Послевоенные историки сочли королевское участие в судьбах датчан несколько преувеличенным и наигранным. И даже развенчали легенду о том, что благородный монарх, якобы, после объявления новых властей о том, что все датские граждане еврейской национальности должны носить на одежде нашивку в виде желтой шестиконечной звезды, вышел на следующий день на улицы Копенгагена со звездой Давида на плаще. Но факт остается фактом – почти все евреи, проживавшие в Дании во время войны, были спасены. Накануне акции по отправке их в концентрационные лагеря, датские евреи были тайком переправлены на шведский остров и, благодаря этому – спасены. Потом, опять же, появились разговоры, что рыбаки-переправщики делали это из корыстных побуждений. Даже если это и так, разве не согласились бы ради спасения жизни отдать все, что у них есть, миллионы других замученных и убитых жертв войны?
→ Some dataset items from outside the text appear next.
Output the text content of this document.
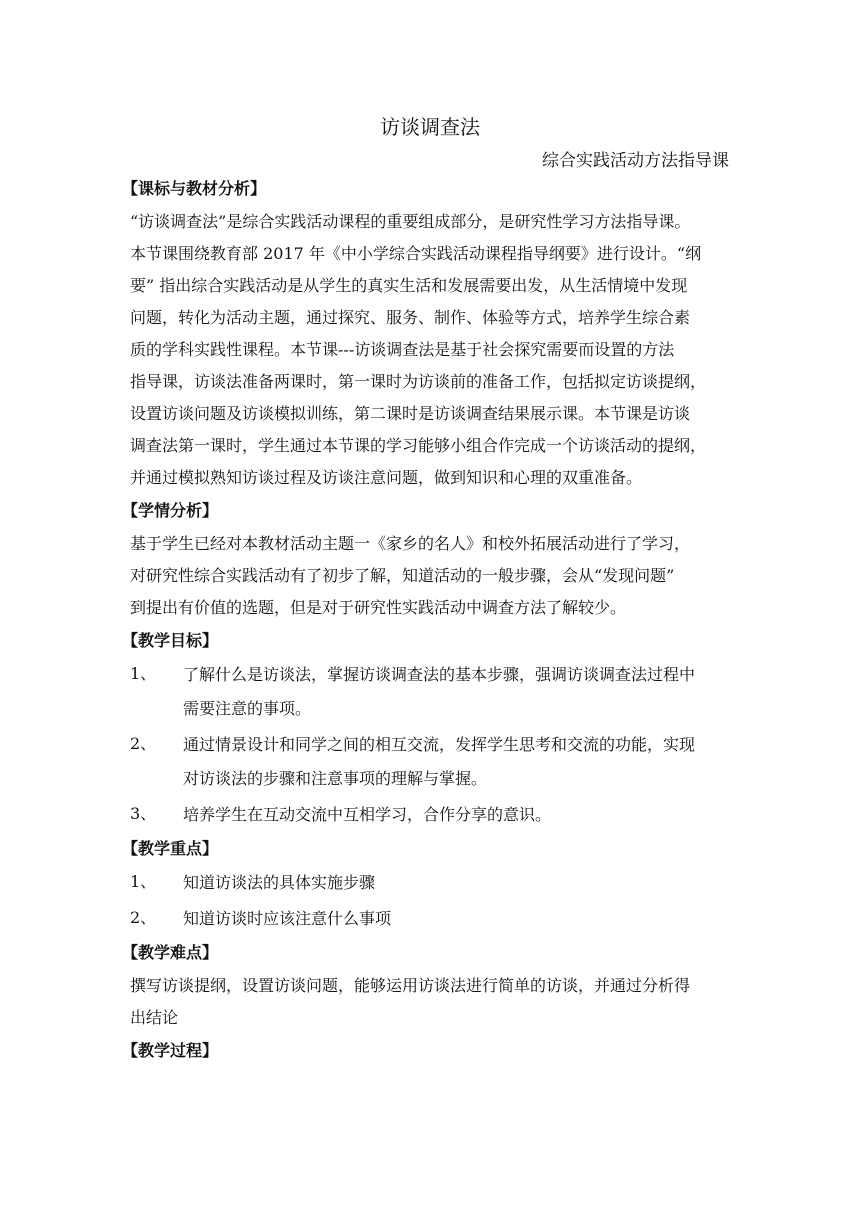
访谈调查法
综合实践活动方法指导课
【课标与教材分析】
“访谈调查法”是综合实践活动课程的重要组成部分，是研究性学习方法指导课。
本节课围绕教育部 2017 年《中小学综合实践活动课程指导纲要》进行设计。“纲
要” 指出综合实践活动是从学生的真实生活和发展需要出发，从生活情境中发现
问题，转化为活动主题，通过探究、服务、制作、体验等方式，培养学生综合素
质的学科实践性课程。本节课---访谈调查法是基于社会探究需要而设置的方法
指导课，访谈法准备两课时，第一课时为访谈前的准备工作，包括拟定访谈提纲，
设置访谈问题及访谈模拟训练，第二课时是访谈调查结果展示课。本节课是访谈
调查法第一课时，学生通过本节课的学习能够小组合作完成一个访谈活动的提纲，
并通过模拟熟知访谈过程及访谈注意问题，做到知识和心理的双重准备。
【学情分析】
基于学生已经对本教材活动主题一《家乡的名人》和校外拓展活动进行了学习，
对研究性综合实践活动有了初步了解，知道活动的一般步骤，会从“发现问题”
到提出有价值的选题，但是对于研究性实践活动中调查方法了解较少。
【教学目标】
1、	了解什么是访谈法，掌握访谈调查法的基本步骤，强调访谈调查法过程中
需要注意的事项。
2、	通过情景设计和同学之间的相互交流，发挥学生思考和交流的功能，实现
对访谈法的步骤和注意事项的理解与掌握。
3、	培养学生在互动交流中互相学习，合作分享的意识。
【教学重点】
1、	知道访谈法的具体实施步骤
2、	知道访谈时应该注意什么事项
【教学难点】
撰写访谈提纲，设置访谈问题，能够运用访谈法进行简单的访谈，并通过分析得
出结论
【教学过程】
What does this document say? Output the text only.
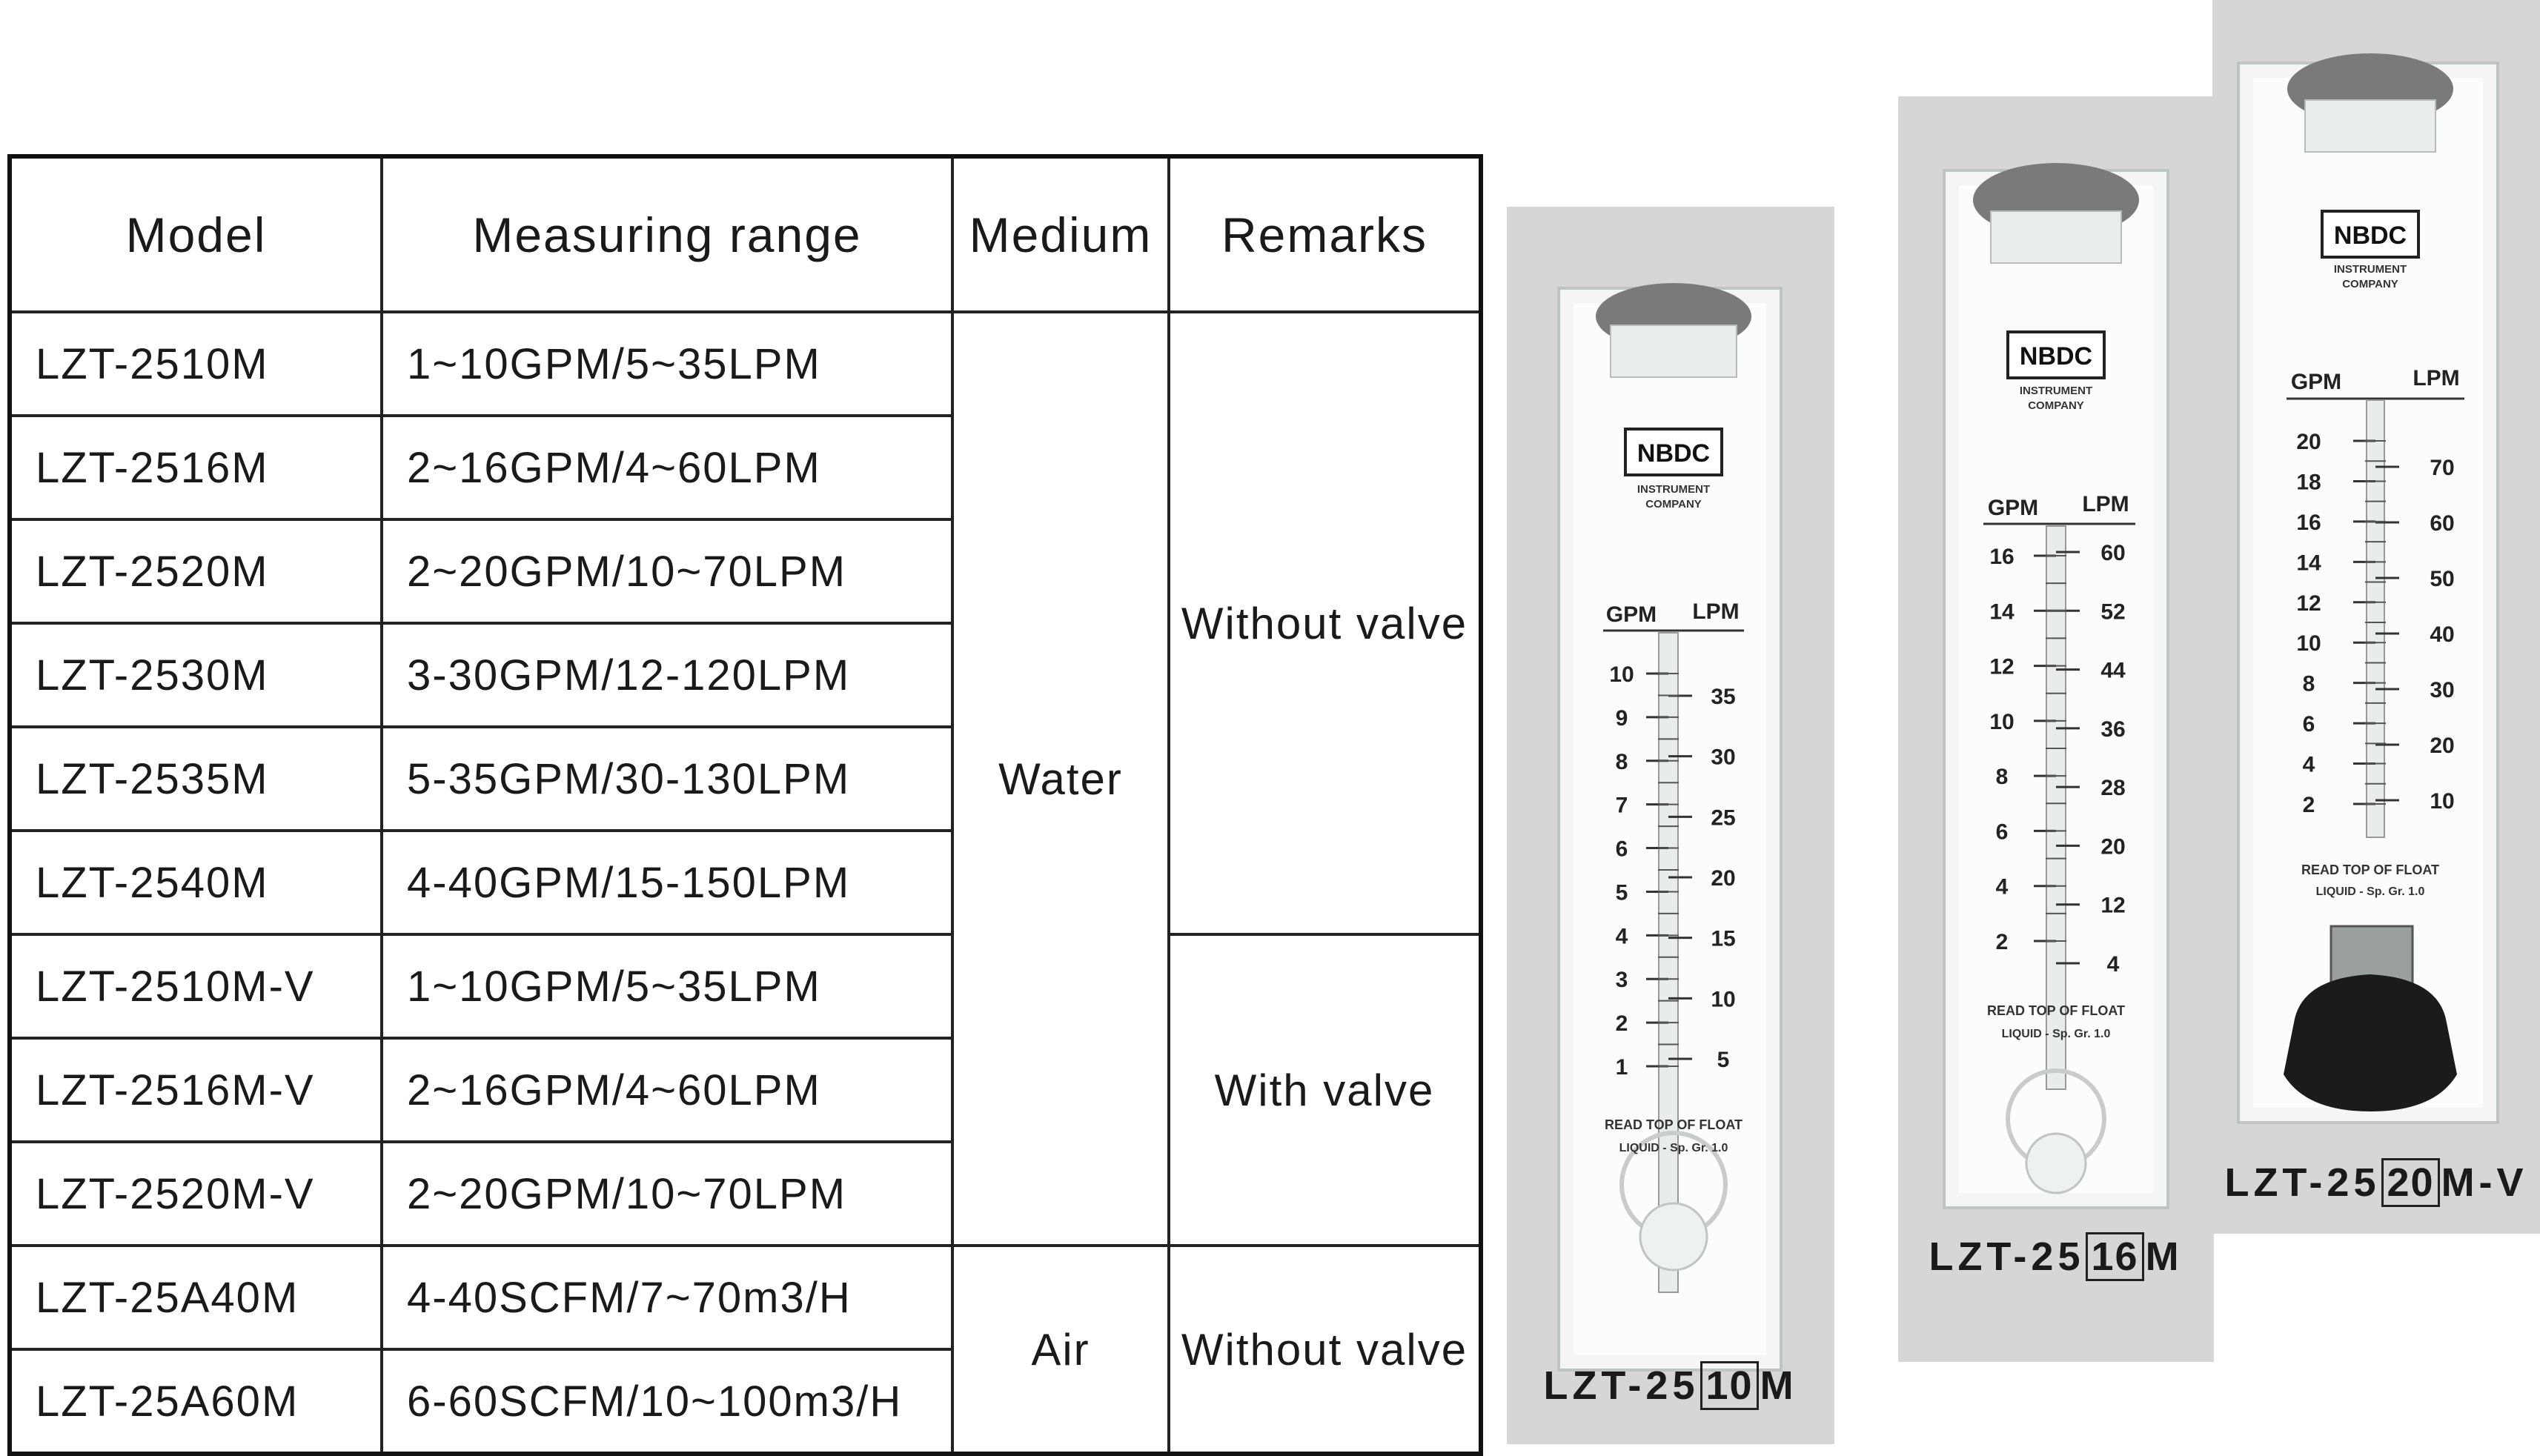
Model	Measuring range	Medium	Remarks
LZT-2510M	1~10GPM/5~35LPM	Water	Without valve
LZT-2516M	2~16GPM/4~60LPM		
LZT-2520M	2~20GPM/10~70LPM		
LZT-2530M	3-30GPM/12-120LPM		
LZT-2535M	5-35GPM/30-130LPM		
LZT-2540M	4-40GPM/15-150LPM		
LZT-2510M-V	1~10GPM/5~35LPM		With valve
LZT-2516M-V	2~16GPM/4~60LPM		
LZT-2520M-V	2~20GPM/10~70LPM		
LZT-25A40M	4-40SCFM/7~70m3/H	Air	Without valve
LZT-25A60M	6-60SCFM/10~100m3/H		
NBDC
INSTRUMENT
COMPANY
GPM LPM
10
9
8
7
6
5
4
3
2
1
35
30
25
20
15
10
5
READ TOP OF FLOAT
LIQUID - Sp. Gr. 1.0
LZT-25 10 M
NBDC
INSTRUMENT
COMPANY
GPM LPM
16
14
12
10
8
6
4
2
60
52
44
36
28
20
12
4
READ TOP OF FLOAT
LIQUID - Sp. Gr. 1.0
LZT-25 16 M
NBDC
INSTRUMENT
COMPANY
GPM	LPM
20
18
16
14
12
10
8
6
4
2
70
60
50
40
30
20
10
READ TOP OF FLOAT
LIQUID - Sp. Gr. 1.0
LZT-25 20 M-V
Но у них, к сожалению, выбора не было.
У Дитмара выбора не было тоже – ему пришлось вставать, и, покачиваясь, идти к умывальнику. Холодная вода привела его в чувство, он быстро оделся, и, стараясь не думать о событиях прошлой ночи, пошел в столовую.
Разговаривать ни с кем не хотелось, и он, не обнаружив ни одного свободного столика, встал с чашкой кофе прямо возле стены, увешанной натюрмортами, сильно напоминающими работы учеников младших классов художественной школы.
Уставившись на букет желтых тюльпанов, он потягивал сладкий кофе и старательно отводил свои мысли от воспоминаний о новых ощущениях. Внезапно почувствовав на себе чей-то взгляд, он резко обернулся.
Один из первых людей в «Лебенсборне» майор Герхард Кюлер с неприязненным любопытством рассматривал Дитмара.
Юноша чуть было не поинтересовался: «Чем обязан?», но вовремя сообразил: не место и не время для таких фамильярностей. Сделав вид, что ничего не заметил, он поставил недопитую чашку с кофе на поднос с чьей-то грязной посудой и отправился в свою лабораторию.